Farmers considering applying for the fourth or fifth Self Employment Income Support Scheme (SEISS) grant should act with caution, Lowry Grant from accountancy firm PKF-FPM has advised.

At an online meeting for UFU members last Tuesday, Grant acknowledged that a lot of his clients did claim the first (and second) SEISS grant. However, he maintained that farmers are finding it difficult to justify the level of falls in profitability that would be required to get third, fourth or fifth versions of the scheme.

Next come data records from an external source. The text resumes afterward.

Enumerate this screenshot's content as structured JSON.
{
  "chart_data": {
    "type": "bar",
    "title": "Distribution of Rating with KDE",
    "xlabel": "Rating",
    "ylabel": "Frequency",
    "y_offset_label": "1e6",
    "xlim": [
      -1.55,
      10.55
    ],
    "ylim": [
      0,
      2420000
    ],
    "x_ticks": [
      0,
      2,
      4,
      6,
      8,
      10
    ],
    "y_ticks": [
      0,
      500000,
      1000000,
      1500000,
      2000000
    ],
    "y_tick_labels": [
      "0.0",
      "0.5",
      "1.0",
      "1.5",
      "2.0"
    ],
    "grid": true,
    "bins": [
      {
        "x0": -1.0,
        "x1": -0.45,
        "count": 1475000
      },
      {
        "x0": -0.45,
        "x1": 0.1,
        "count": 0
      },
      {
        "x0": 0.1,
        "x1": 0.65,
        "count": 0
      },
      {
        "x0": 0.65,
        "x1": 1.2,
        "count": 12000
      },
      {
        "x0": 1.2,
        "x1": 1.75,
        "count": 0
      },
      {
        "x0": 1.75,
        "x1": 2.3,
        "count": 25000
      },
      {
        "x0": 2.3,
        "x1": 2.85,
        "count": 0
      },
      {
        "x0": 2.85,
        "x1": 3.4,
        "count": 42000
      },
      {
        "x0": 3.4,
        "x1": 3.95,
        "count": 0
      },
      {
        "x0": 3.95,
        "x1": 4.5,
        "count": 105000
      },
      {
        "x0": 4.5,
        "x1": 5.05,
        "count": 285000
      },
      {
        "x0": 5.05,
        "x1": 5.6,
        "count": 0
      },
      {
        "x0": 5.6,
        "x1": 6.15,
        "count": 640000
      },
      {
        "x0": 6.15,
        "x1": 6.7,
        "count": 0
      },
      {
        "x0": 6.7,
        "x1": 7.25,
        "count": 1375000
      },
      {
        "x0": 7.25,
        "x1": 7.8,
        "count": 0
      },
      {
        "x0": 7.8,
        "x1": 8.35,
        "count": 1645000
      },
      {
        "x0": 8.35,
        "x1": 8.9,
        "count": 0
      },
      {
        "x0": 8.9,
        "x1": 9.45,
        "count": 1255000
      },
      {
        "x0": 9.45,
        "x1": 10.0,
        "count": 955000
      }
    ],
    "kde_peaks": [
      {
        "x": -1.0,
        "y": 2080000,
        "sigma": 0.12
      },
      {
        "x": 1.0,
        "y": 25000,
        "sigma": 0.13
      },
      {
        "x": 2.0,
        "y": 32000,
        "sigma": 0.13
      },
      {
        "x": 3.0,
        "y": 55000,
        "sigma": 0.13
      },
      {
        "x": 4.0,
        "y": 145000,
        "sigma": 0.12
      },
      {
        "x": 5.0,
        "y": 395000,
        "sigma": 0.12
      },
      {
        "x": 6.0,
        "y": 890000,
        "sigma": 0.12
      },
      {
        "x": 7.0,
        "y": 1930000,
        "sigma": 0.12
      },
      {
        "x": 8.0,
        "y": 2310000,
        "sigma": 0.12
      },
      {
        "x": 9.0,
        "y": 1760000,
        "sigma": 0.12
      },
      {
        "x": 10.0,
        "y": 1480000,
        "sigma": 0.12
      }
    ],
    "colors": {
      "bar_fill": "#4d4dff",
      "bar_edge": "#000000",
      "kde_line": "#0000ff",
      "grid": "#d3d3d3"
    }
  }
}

“I would caution any farm enterprise that have claimed SEISS -– the HMRC have teams of people now working at reviewing compliance side of those applications to see whether they were claimed correctly and whether they should be reclaimed by the revenue with penalties” said the PKF-FPM Director.

“If you haven’t got evidence of loss, it is probably not for you,” added UFU deputy president David Brown.

The first and second versions of SEISS required an individual to declare that their business had been “adversely affected” by coronavirus.

However, the third grant, which closed on 29 January 2021, added in new criteria, including that you must “reasonably believe there will be a significant reduction in your trading profits due to reduced demand or your inability to trade”.

Where a claimant realises that they were not entitled to the third grant, they should inform HMRC within 90 days of receiving the money.

The fourth version of SEISS is due to open for claims from late April 2021, and a fifth and final scheme covering the period from May to September is expected later this year.

To claim the fourth grant, an individual must again declare a significant reduction in profits is likely due to coronavirus. The grant is again set at 80% of three months’ average trading profits, capped at £7,500.

In the fifth grant, the rate of payment will be determined by how much your turnover has been reduced in the year April 2020 to April 2021.